Ara tertunduk lesu di samping ibunya, hati kecil Ara
berkata “Ya Allah, maafkan Ara karena telah mengabaikan ibuku ini! Jangan kau
ambil dulu ibuku ini, karena aku masih sayang padanya! Aku janji jika ibuku ini
sudah sadar aku akan merawatnya sampai dia sembuh dan aku akan menuruti semua
perkataan dan perintah dari ibu”.
Perlahan sekali ada gerakan di pelupuk mata Ibunya. Ibunya
sedikit sadar.
“Ibu!” panggil Ara di bawah perhatian para tetangganya
yang ada di rumah itu.
“Ara..” suara ibunya pelan, “Maafkan ibu ya, karena
ibu sering merepotkanmu!” jawaban Ibunya sambil menoleh menatapnya sayu. Ara
menjawab perkataan ibunya dengan mata yang berkaca-kaca.

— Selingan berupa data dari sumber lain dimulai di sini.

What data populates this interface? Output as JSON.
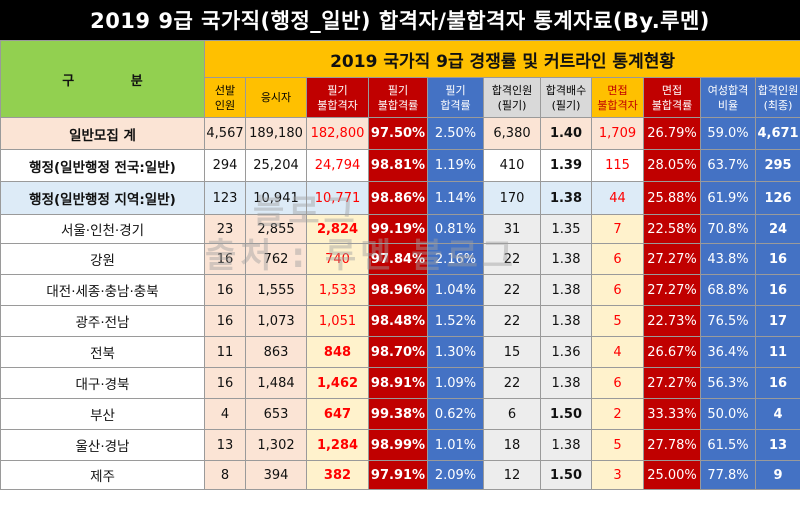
{
  "title": "2019 9급 국가직(행정_일반) 합격자/불합격자 통계자료(By.루멘)",
  "header": {
    "gubun": "구  분",
    "main": "2019 국가직 9급 경쟁률 및 커트라인 통계현황",
    "cols": [
      "선발\n인원",
      "응시자",
      "필기\n불합격자",
      "필기\n불합격률",
      "필기\n합격률",
      "합격인원\n(필기)",
      "합격배수\n(필기)",
      "면접\n불합격자",
      "면접\n불합격률",
      "여성합격\n비율",
      "합격인원\n(최종)"
    ]
  },
  "rows": [
    {
      "name": "일반모집 계",
      "v": [
        "4,567",
        "189,180",
        "182,800",
        "97.50%",
        "2.50%",
        "6,380",
        "1.40",
        "1,709",
        "26.79%",
        "59.0%",
        "4,671"
      ]
    },
    {
      "name": "행정(일반행정 전국:일반)",
      "v": [
        "294",
        "25,204",
        "24,794",
        "98.81%",
        "1.19%",
        "410",
        "1.39",
        "115",
        "28.05%",
        "63.7%",
        "295"
      ]
    },
    {
      "name": "행정(일반행정 지역:일반)",
      "v": [
        "123",
        "10,941",
        "10,771",
        "98.86%",
        "1.14%",
        "170",
        "1.38",
        "44",
        "25.88%",
        "61.9%",
        "126"
      ]
    },
    {
      "name": "서울·인천·경기",
      "v": [
        "23",
        "2,855",
        "2,824",
        "99.19%",
        "0.81%",
        "31",
        "1.35",
        "7",
        "22.58%",
        "70.8%",
        "24"
      ]
    },
    {
      "name": "강원",
      "v": [
        "16",
        "762",
        "740",
        "97.84%",
        "2.16%",
        "22",
        "1.38",
        "6",
        "27.27%",
        "43.8%",
        "16"
      ]
    },
    {
      "name": "대전·세종·충남·충북",
      "v": [
        "16",
        "1,555",
        "1,533",
        "98.96%",
        "1.04%",
        "22",
        "1.38",
        "6",
        "27.27%",
        "68.8%",
        "16"
      ]
    },
    {
      "name": "광주·전남",
      "v": [
        "16",
        "1,073",
        "1,051",
        "98.48%",
        "1.52%",
        "22",
        "1.38",
        "5",
        "22.73%",
        "76.5%",
        "17"
      ]
    },
    {
      "name": "전북",
      "v": [
        "11",
        "863",
        "848",
        "98.70%",
        "1.30%",
        "15",
        "1.36",
        "4",
        "26.67%",
        "36.4%",
        "11"
      ]
    },
    {
      "name": "대구·경북",
      "v": [
        "16",
        "1,484",
        "1,462",
        "98.91%",
        "1.09%",
        "22",
        "1.38",
        "6",
        "27.27%",
        "56.3%",
        "16"
      ]
    },
    {
      "name": "부산",
      "v": [
        "4",
        "653",
        "647",
        "99.38%",
        "0.62%",
        "6",
        "1.50",
        "2",
        "33.33%",
        "50.0%",
        "4"
      ]
    },
    {
      "name": "울산·경남",
      "v": [
        "13",
        "1,302",
        "1,284",
        "98.99%",
        "1.01%",
        "18",
        "1.38",
        "5",
        "27.78%",
        "61.5%",
        "13"
      ]
    },
    {
      "name": "제주",
      "v": [
        "8",
        "394",
        "382",
        "97.91%",
        "2.09%",
        "12",
        "1.50",
        "3",
        "25.00%",
        "77.8%",
        "9"
      ]
    }
  ],
  "watermark": [
    "블로그",
    "출처 : 루멘 블로그"
  ],
  "colors": {
    "title_bg": "#000000",
    "header_green": "#92d050",
    "header_yellow": "#ffc000",
    "dark_red": "#c00000",
    "blue": "#4472c4"
  }
}
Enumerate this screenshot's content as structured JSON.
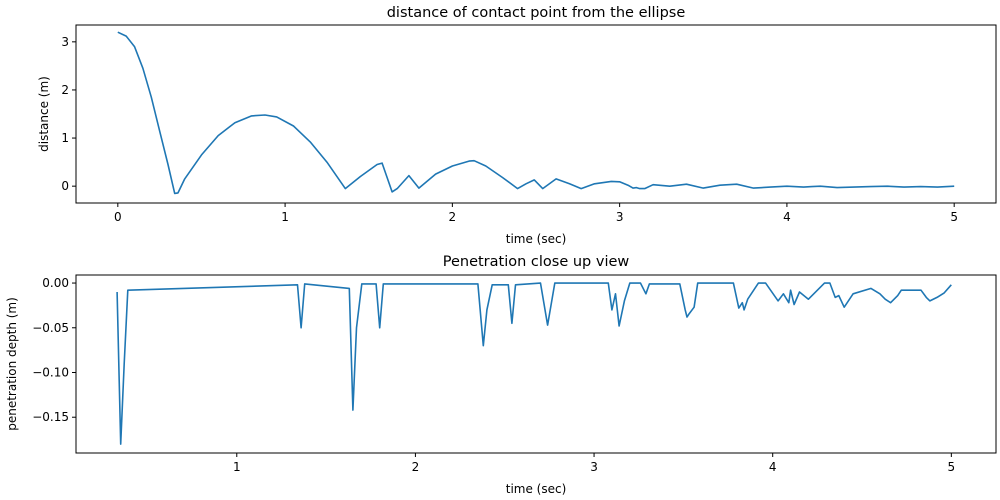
{
  "chart_data": [
    {
      "type": "line",
      "title": "distance of contact point from the ellipse",
      "xlabel": "time (sec)",
      "ylabel": "distance (m)",
      "xlim": [
        -0.25,
        5.25
      ],
      "ylim": [
        -0.35,
        3.35
      ],
      "xticks": [
        "0",
        "1",
        "2",
        "3",
        "4",
        "5"
      ],
      "yticks": [
        "0",
        "1",
        "2",
        "3"
      ],
      "grid": false,
      "color": "#1f77b4",
      "series": [
        {
          "name": "distance",
          "x": [
            0.0,
            0.05,
            0.1,
            0.15,
            0.2,
            0.25,
            0.3,
            0.34,
            0.36,
            0.4,
            0.5,
            0.6,
            0.7,
            0.8,
            0.88,
            0.95,
            1.05,
            1.15,
            1.25,
            1.36,
            1.45,
            1.55,
            1.58,
            1.64,
            1.67,
            1.74,
            1.8,
            1.9,
            2.0,
            2.1,
            2.13,
            2.2,
            2.3,
            2.39,
            2.44,
            2.49,
            2.54,
            2.62,
            2.7,
            2.77,
            2.85,
            2.95,
            3.0,
            3.05,
            3.08,
            3.1,
            3.12,
            3.15,
            3.2,
            3.3,
            3.4,
            3.5,
            3.6,
            3.7,
            3.8,
            3.9,
            4.0,
            4.1,
            4.15,
            4.2,
            4.3,
            4.4,
            4.5,
            4.6,
            4.7,
            4.8,
            4.9,
            5.0
          ],
          "y": [
            3.2,
            3.12,
            2.9,
            2.45,
            1.85,
            1.15,
            0.45,
            -0.15,
            -0.14,
            0.15,
            0.65,
            1.05,
            1.32,
            1.46,
            1.48,
            1.44,
            1.25,
            0.92,
            0.5,
            -0.05,
            0.2,
            0.45,
            0.48,
            -0.12,
            -0.05,
            0.22,
            -0.04,
            0.25,
            0.42,
            0.52,
            0.53,
            0.42,
            0.18,
            -0.05,
            0.05,
            0.13,
            -0.05,
            0.15,
            0.05,
            -0.05,
            0.05,
            0.1,
            0.09,
            0.02,
            -0.04,
            -0.03,
            -0.05,
            -0.05,
            0.03,
            0.0,
            0.04,
            -0.04,
            0.02,
            0.04,
            -0.04,
            -0.02,
            0.0,
            -0.02,
            -0.01,
            0.0,
            -0.03,
            -0.02,
            -0.01,
            0.0,
            -0.02,
            -0.01,
            -0.02,
            0.0
          ]
        }
      ]
    },
    {
      "type": "line",
      "title": "Penetration close up view",
      "xlabel": "time (sec)",
      "ylabel": "penetration depth (m)",
      "xlim": [
        0.1,
        5.25
      ],
      "ylim": [
        -0.19,
        0.009
      ],
      "xticks": [
        "1",
        "2",
        "3",
        "4",
        "5"
      ],
      "yticks": [
        "0.00",
        "−0.05",
        "−0.10",
        "−0.15"
      ],
      "grid": false,
      "color": "#1f77b4",
      "series": [
        {
          "name": "penetration depth",
          "x": [
            0.33,
            0.35,
            0.37,
            0.39,
            1.34,
            1.36,
            1.38,
            1.63,
            1.65,
            1.67,
            1.7,
            1.78,
            1.8,
            1.82,
            2.35,
            2.38,
            2.4,
            2.43,
            2.52,
            2.54,
            2.56,
            2.7,
            2.74,
            2.78,
            3.08,
            3.1,
            3.12,
            3.14,
            3.17,
            3.2,
            3.26,
            3.29,
            3.31,
            3.33,
            3.48,
            3.51,
            3.52,
            3.53,
            3.56,
            3.58,
            3.78,
            3.81,
            3.83,
            3.84,
            3.86,
            3.92,
            3.96,
            4.03,
            4.06,
            4.09,
            4.1,
            4.12,
            4.15,
            4.2,
            4.29,
            4.32,
            4.35,
            4.37,
            4.4,
            4.45,
            4.55,
            4.6,
            4.63,
            4.66,
            4.7,
            4.72,
            4.75,
            4.83,
            4.86,
            4.88,
            4.92,
            4.96,
            5.0
          ],
          "y": [
            -0.01,
            -0.18,
            -0.09,
            -0.008,
            -0.002,
            -0.05,
            -0.001,
            -0.006,
            -0.142,
            -0.05,
            -0.001,
            -0.001,
            -0.05,
            -0.001,
            -0.001,
            -0.07,
            -0.03,
            -0.002,
            -0.002,
            -0.045,
            -0.002,
            -0.0,
            -0.047,
            -0.0,
            -0.0,
            -0.03,
            -0.012,
            -0.048,
            -0.02,
            -0.0,
            -0.0,
            -0.012,
            -0.001,
            -0.001,
            -0.001,
            -0.03,
            -0.038,
            -0.035,
            -0.027,
            -0.0,
            -0.0,
            -0.028,
            -0.022,
            -0.03,
            -0.018,
            -0.0,
            -0.0,
            -0.02,
            -0.012,
            -0.022,
            -0.008,
            -0.024,
            -0.01,
            -0.018,
            -0.0,
            -0.0,
            -0.016,
            -0.014,
            -0.027,
            -0.012,
            -0.006,
            -0.012,
            -0.018,
            -0.022,
            -0.014,
            -0.008,
            -0.008,
            -0.008,
            -0.016,
            -0.02,
            -0.016,
            -0.011,
            -0.002
          ]
        }
      ]
    }
  ]
}
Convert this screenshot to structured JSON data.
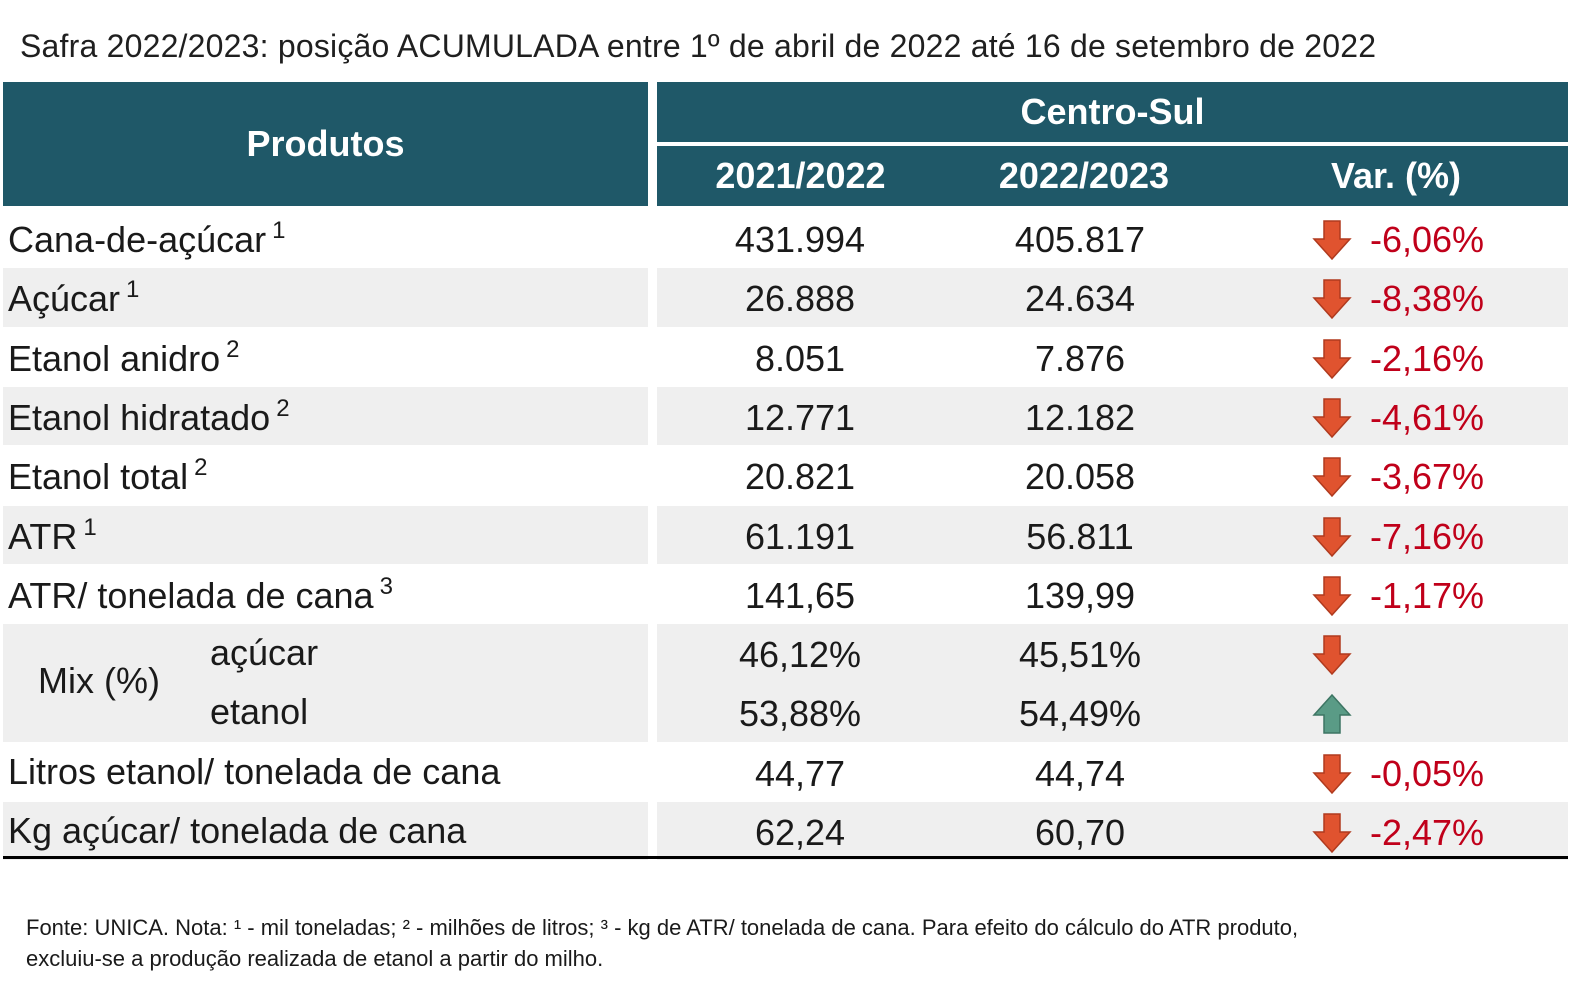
{
  "title": "Safra 2022/2023: posição ACUMULADA entre 1º de abril de 2022 até 16 de setembro de 2022",
  "header": {
    "produtos": "Produtos",
    "region": "Centro-Sul",
    "col1": "2021/2022",
    "col2": "2022/2023",
    "col3": "Var. (%)"
  },
  "rows": [
    {
      "label": "Cana-de-açúcar",
      "sup": "1",
      "v1": "431.994",
      "v2": "405.817",
      "var": "-6,06%",
      "dir": "down"
    },
    {
      "label": "Açúcar",
      "sup": "1",
      "v1": "26.888",
      "v2": "24.634",
      "var": "-8,38%",
      "dir": "down"
    },
    {
      "label": "Etanol anidro",
      "sup": "2",
      "v1": "8.051",
      "v2": "7.876",
      "var": "-2,16%",
      "dir": "down"
    },
    {
      "label": "Etanol hidratado",
      "sup": "2",
      "v1": "12.771",
      "v2": "12.182",
      "var": "-4,61%",
      "dir": "down"
    },
    {
      "label": "Etanol total",
      "sup": "2",
      "v1": "20.821",
      "v2": "20.058",
      "var": "-3,67%",
      "dir": "down"
    },
    {
      "label": "ATR",
      "sup": "1",
      "v1": "61.191",
      "v2": "56.811",
      "var": "-7,16%",
      "dir": "down"
    },
    {
      "label": "ATR/ tonelada de cana",
      "sup": "3",
      "v1": "141,65",
      "v2": "139,99",
      "var": "-1,17%",
      "dir": "down"
    }
  ],
  "mix": {
    "label": "Mix (%)",
    "acucar": {
      "label": "açúcar",
      "v1": "46,12%",
      "v2": "45,51%",
      "dir": "down"
    },
    "etanol": {
      "label": "etanol",
      "v1": "53,88%",
      "v2": "54,49%",
      "dir": "up"
    }
  },
  "rows2": [
    {
      "label": "Litros etanol/ tonelada de cana",
      "v1": "44,77",
      "v2": "44,74",
      "var": "-0,05%",
      "dir": "down"
    },
    {
      "label": "Kg açúcar/ tonelada de cana",
      "v1": "62,24",
      "v2": "60,70",
      "var": "-2,47%",
      "dir": "down"
    }
  ],
  "footnote": {
    "line1": "Fonte: UNICA. Nota: ¹ - mil toneladas; ² - milhões de litros; ³ - kg de ATR/ tonelada de cana. Para efeito do cálculo do ATR produto,",
    "line2": "excluiu-se a produção realizada de etanol a partir do milho."
  },
  "colors": {
    "header": "#1f5868",
    "negative": "#c0001a",
    "arrow_down": "#e0532f",
    "arrow_up": "#5a9b86",
    "shade": "#efefef"
  },
  "icons": {
    "down": "arrow-down-icon",
    "up": "arrow-up-icon"
  }
}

“Tidak Ibu, yang harusnya minta maaf itu Ara, bukan
Ibu. Maafkan Ara, karena selama ini Ara tak berbakti pada Ibu!”
“Iya nak, ibu memaafkanmu dari dulu! Mulai sekarang
jaga dirimu baik-. . . . . ”. Sebelum ibunya selesai berkata tiba-tiba kepala ibunya
terkulai kembali. Terkesiap hati Ara. Ara langsung menangis dan berteriak!
“Ibu...! Jangan tinggalkan Ara, Bu!”
Ketika Bu Leni dibawa oleh para tetangga ke Rumah
Sakit, dalam perjalanan Ara berjanji akan menjadi anak yang sangat berbakti
pada ibunya. Karena takutnya ia sampai membayangkan ibunya telah meninggal
dunia. Ara sempat pula membayangkan dirinya tinggal di sebuah panti asuhan.
“Ibu ...!” teriaknya panjang sekali di dalam hati.
Sejak kejadian tersebut kini Ara menjalani kehidupan
barunya, menjadi seorang Ara yang penurut dan berbakti pada Ibunya. Dan kembali
menjalani hidup berdua bersama ibunya dengan lebih bahagia.